By solving this, i got 5592, 55 for first x by adding both x and y before increment them ,since they are post increment operators, then in next expression both x and y get incremented and added to give y value as 92. Right? But the computer shows the answer as 5794. How is it possible?
Expressions has direct effects and side effects.
This expression, x = y; has a direct effect of copying the computed value of y assigning it to the location x.
x = a[i]; has a direct effect as well. x = a[i++]; has a direct effect and a side effect. After the value of a[i] gets copied to x, one is added to the value of i. This works fine because of the sequence points. After the statement has completed execution, both x and i has its value changed in a predictable way.
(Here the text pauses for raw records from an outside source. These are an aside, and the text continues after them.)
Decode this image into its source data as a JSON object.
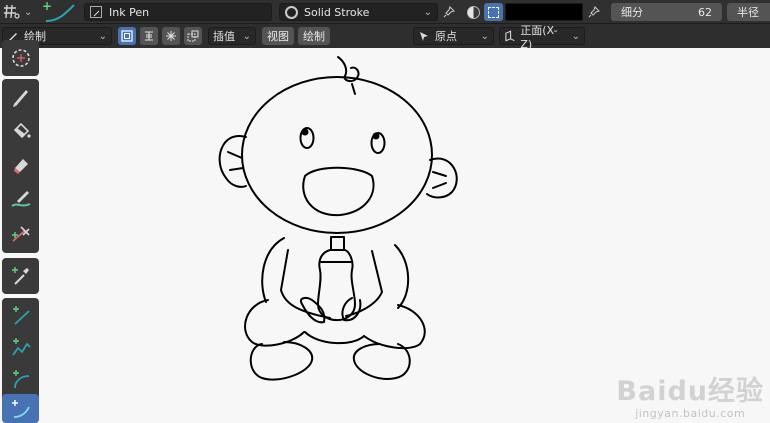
{
  "header": {
    "brush_name": "Ink Pen",
    "material_name": "Solid Stroke",
    "thickness_label": "细分",
    "thickness_value": "62",
    "radius_label": "半径"
  },
  "tool_settings": {
    "mode": "绘制",
    "interpolate": "插值",
    "view": "视图",
    "draw": "绘制",
    "origin": "原点",
    "plane": "正面(X-Z)"
  },
  "colors": {
    "accent": "#4772b3",
    "viewport_bg": "#f7f7f7",
    "stroke_color": "#000000",
    "add_plus": "#62d27c"
  },
  "toolbar_tools": [
    "select-circle-icon",
    "draw-icon",
    "fill-icon",
    "erase-icon",
    "tint-icon",
    "cutter-icon",
    "eyedropper-icon",
    "line-icon",
    "polyline-icon",
    "arc-icon",
    "curve-icon"
  ],
  "watermark": {
    "logo": "Baidu经验",
    "url": "jingyan.baidu.com"
  }
}
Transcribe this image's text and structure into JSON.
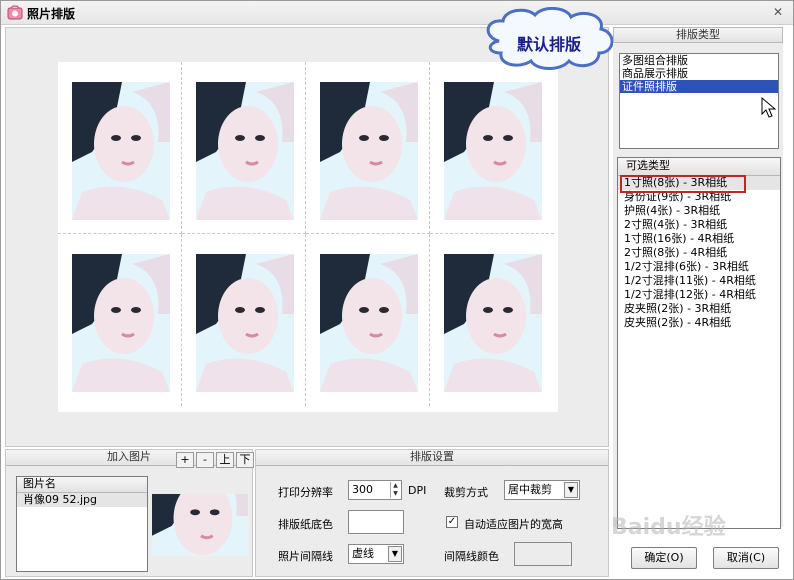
{
  "window": {
    "title": "照片排版",
    "close_glyph": "✕"
  },
  "callout": {
    "text": "默认排版"
  },
  "layout_type": {
    "header": "排版类型",
    "items": [
      "多图组合排版",
      "商品展示排版",
      "证件照排版"
    ],
    "selected_index": 2
  },
  "options": {
    "header": "可选类型",
    "items": [
      "1寸照(8张) - 3R相纸",
      "身份证(9张) - 3R相纸",
      "护照(4张) - 3R相纸",
      "2寸照(4张) - 3R相纸",
      "1寸照(16张) - 4R相纸",
      "2寸照(8张) - 4R相纸",
      "1/2寸混排(6张) - 3R相纸",
      "1/2寸混排(11张) - 4R相纸",
      "1/2寸混排(12张) - 4R相纸",
      "皮夹照(2张) - 3R相纸",
      "皮夹照(2张) - 4R相纸"
    ],
    "highlighted_index": 0
  },
  "add_images": {
    "header": "加入图片",
    "buttons": [
      "+",
      "-",
      "上",
      "下"
    ],
    "column": "图片名",
    "files": [
      "肖像09 52.jpg"
    ]
  },
  "settings": {
    "header": "排版设置",
    "dpi_label": "打印分辨率",
    "dpi_value": "300",
    "dpi_unit": "DPI",
    "crop_label": "裁剪方式",
    "crop_value": "居中裁剪",
    "bg_label": "排版纸底色",
    "auto_fit_label": "自动适应图片的宽高",
    "auto_fit_checked": true,
    "gap_line_label": "照片间隔线",
    "gap_line_value": "虚线",
    "gap_color_label": "间隔线颜色"
  },
  "buttons": {
    "ok": "确定(O)",
    "cancel": "取消(C)"
  },
  "watermark": "Baidu经验",
  "colors": {
    "selection": "#2d53b8",
    "highlight_box": "#c02626",
    "callout_text": "#1a1f8a"
  }
}
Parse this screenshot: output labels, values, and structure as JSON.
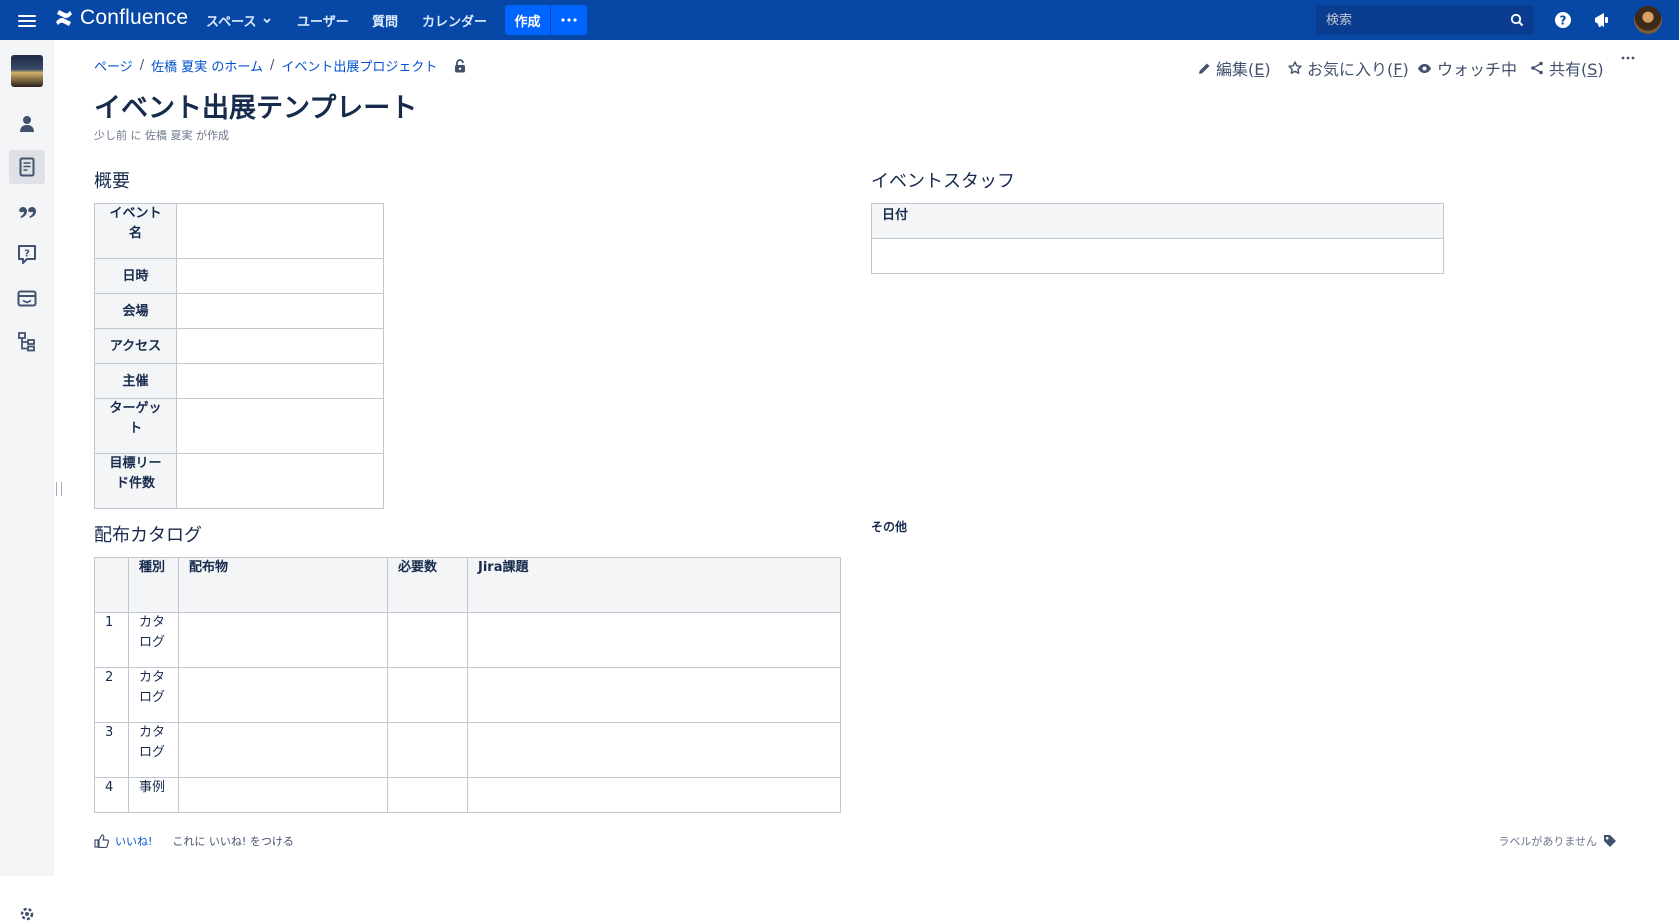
{
  "topbar": {
    "app_name": "Confluence",
    "nav": [
      "スペース",
      "ユーザー",
      "質問",
      "カレンダー"
    ],
    "create_label": "作成",
    "search_placeholder": "検索",
    "brand_color": "#0747a6",
    "create_color": "#0065ff"
  },
  "sidebar": {
    "icons": [
      "space-avatar",
      "user-icon",
      "page-icon",
      "quote-icon",
      "question-icon",
      "calendar-icon",
      "tree-icon",
      "gear-icon"
    ]
  },
  "breadcrumb": [
    "ページ",
    "佐橋 夏実 のホーム",
    "イベント出展プロジェクト"
  ],
  "page_actions": {
    "edit": "編集(",
    "edit_key": "E",
    "favorite": "お気に入り(",
    "favorite_key": "F",
    "watch": "ウォッチ中",
    "share": "共有(",
    "share_key": "S",
    "close_paren": ")"
  },
  "page": {
    "title": "イベント出展テンプレート",
    "byline": "少し前 に 佐橋 夏実 が作成"
  },
  "overview": {
    "heading": "概要",
    "rows": [
      "イベント名",
      "日時",
      "会場",
      "アクセス",
      "主催",
      "ターゲット",
      "目標リード件数"
    ]
  },
  "staff": {
    "heading": "イベントスタッフ",
    "column": "日付"
  },
  "catalog": {
    "heading": "配布カタログ",
    "columns": [
      "",
      "種別",
      "配布物",
      "必要数",
      "Jira課題"
    ],
    "rows": [
      {
        "num": "1",
        "type": "カタログ"
      },
      {
        "num": "2",
        "type": "カタログ"
      },
      {
        "num": "3",
        "type": "カタログ"
      },
      {
        "num": "4",
        "type": "事例"
      }
    ]
  },
  "other": {
    "label": "その他"
  },
  "footer": {
    "like": "いいね!",
    "like_hint": "これに いいね! をつける",
    "labels": "ラベルがありません"
  }
}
x = a[i++] + b[i++]; in the other hand is unpredictable. The precedence of the operators are defined by the C Standards but the order of execution is not. It is possible that a[i] + b[i] gets added first and then assign to x, or it is possible that i++ gets increment first and then the sum of a[i] + b[i] gets assign to x.
Heck, it is even possible (anything is possible) that in a bizarre way i gets incremented for the a subscript and then for the b subscript before the sum of both gets assign to x
The rule of thumb is not to rely on the order of precedence between sequence points. A sequence point is the guarantee that all direct and side effects are completed at that point. Sequence points are:
?: ( question mark and colon)
and any expression as a parameter for a function call.
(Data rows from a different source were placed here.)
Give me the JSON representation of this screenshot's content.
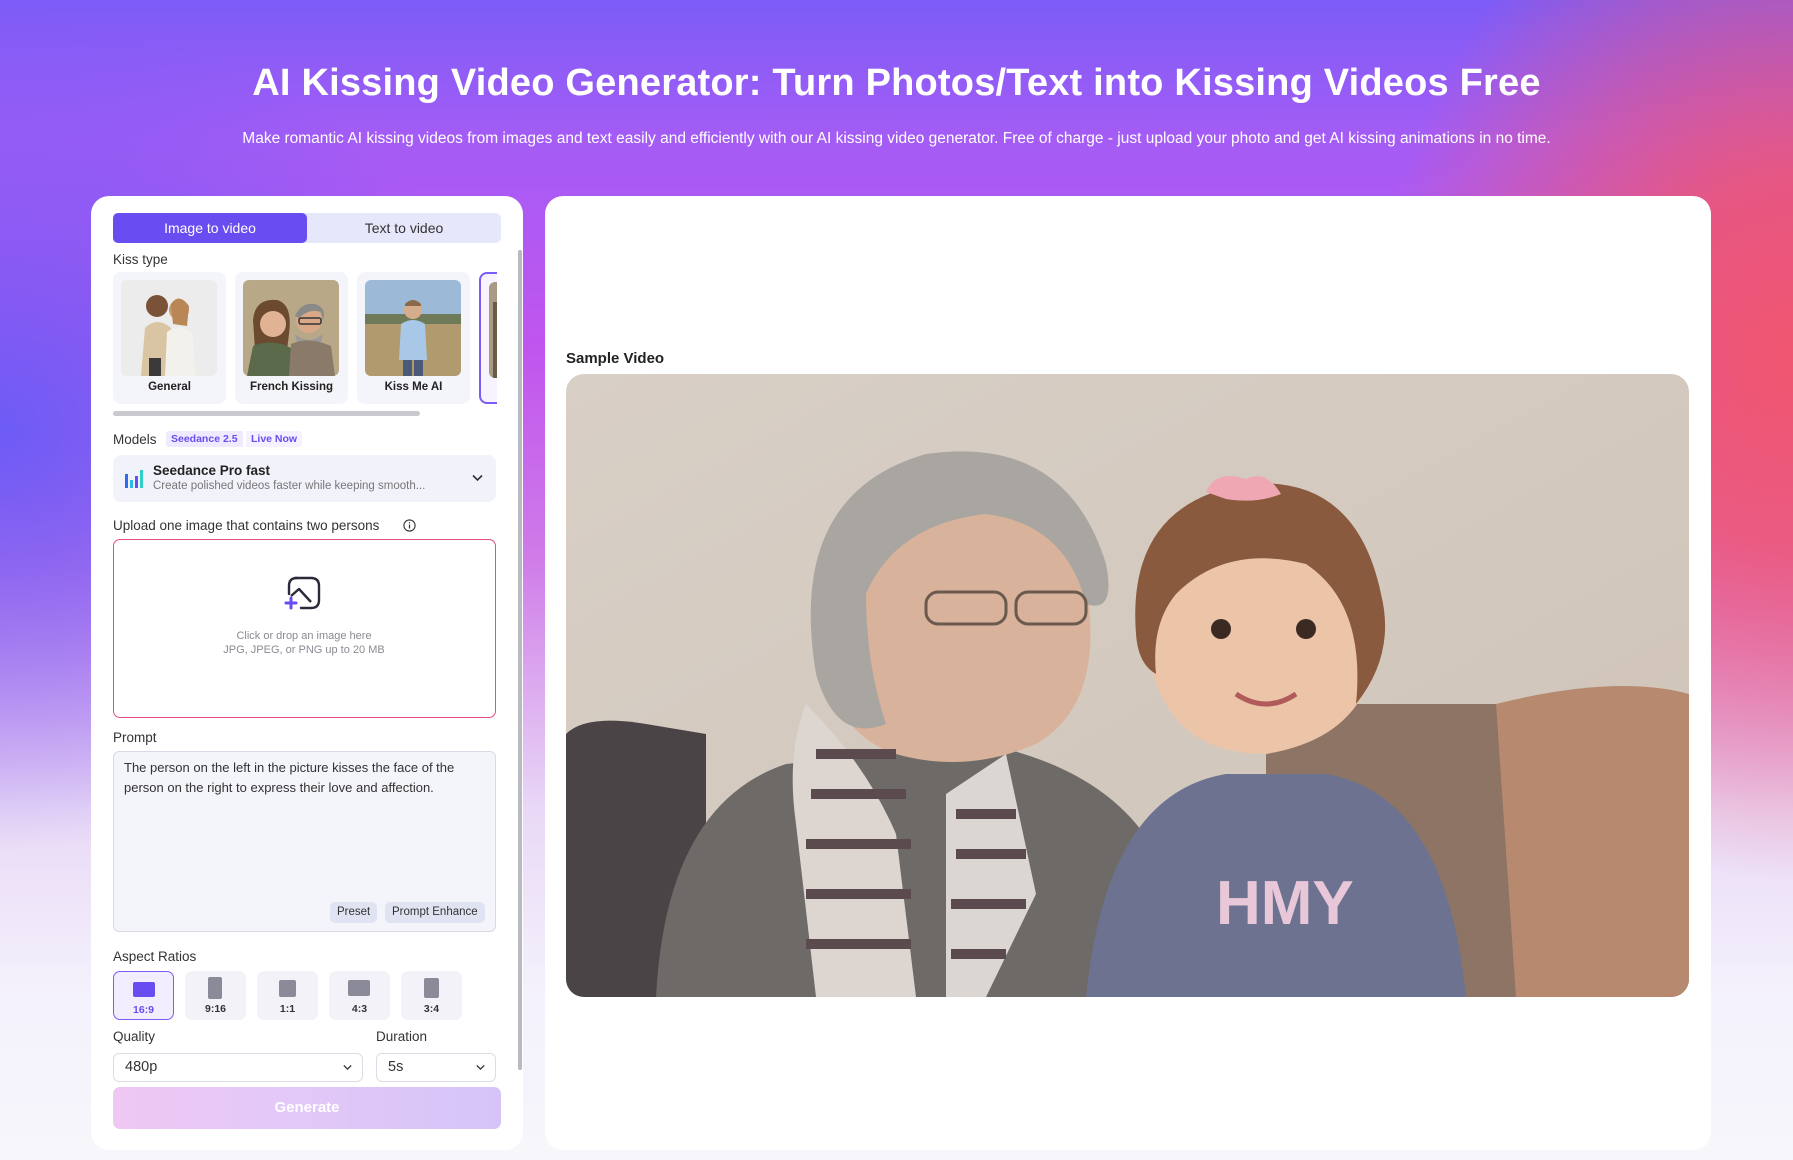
{
  "hero": {
    "title": "AI Kissing Video Generator: Turn Photos/Text into Kissing Videos Free",
    "subtitle": "Make romantic AI kissing videos from images and text easily and efficiently with our AI kissing video generator. Free of charge - just upload your photo and get AI kissing animations in no time."
  },
  "tabs": {
    "image_to_video": "Image to video",
    "text_to_video": "Text to video",
    "active": "image_to_video"
  },
  "kiss_type": {
    "label": "Kiss type",
    "items": [
      {
        "name": "General"
      },
      {
        "name": "French Kissing"
      },
      {
        "name": "Kiss Me AI"
      }
    ]
  },
  "models": {
    "label": "Models",
    "badge_version": "Seedance 2.5",
    "badge_status": "Live Now",
    "selected_name": "Seedance Pro fast",
    "selected_desc": "Create polished videos faster while keeping smooth..."
  },
  "upload": {
    "label": "Upload one image that contains two persons",
    "hint": "Click or drop an image here",
    "formats": "JPG, JPEG, or PNG up to 20 MB"
  },
  "prompt": {
    "label": "Prompt",
    "value": "The person on the left in the picture kisses the face of the person on the right to express their love and affection.",
    "preset_label": "Preset",
    "enhance_label": "Prompt Enhance"
  },
  "aspect_ratios": {
    "label": "Aspect Ratios",
    "items": [
      "16:9",
      "9:16",
      "1:1",
      "4:3",
      "3:4"
    ],
    "selected": "16:9"
  },
  "quality": {
    "label": "Quality",
    "value": "480p"
  },
  "duration": {
    "label": "Duration",
    "value": "5s"
  },
  "generate_label": "Generate",
  "sample": {
    "label": "Sample Video"
  },
  "colors": {
    "accent": "#6a4df0",
    "upload_border": "#e5507a",
    "badge_bg": "#efeaff"
  }
}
Now, if you look back to the previously posted x=y++ + x++; we can see that it is not possible to know in a predictable way the final value of x, taking in consideration what I just explained. However, there's more. There's a rule in the standard that says that between sequence points a object can have its value changed only once, and that the previous value shall be access only for determining the value stored.
This statement x = x++; would break that rule.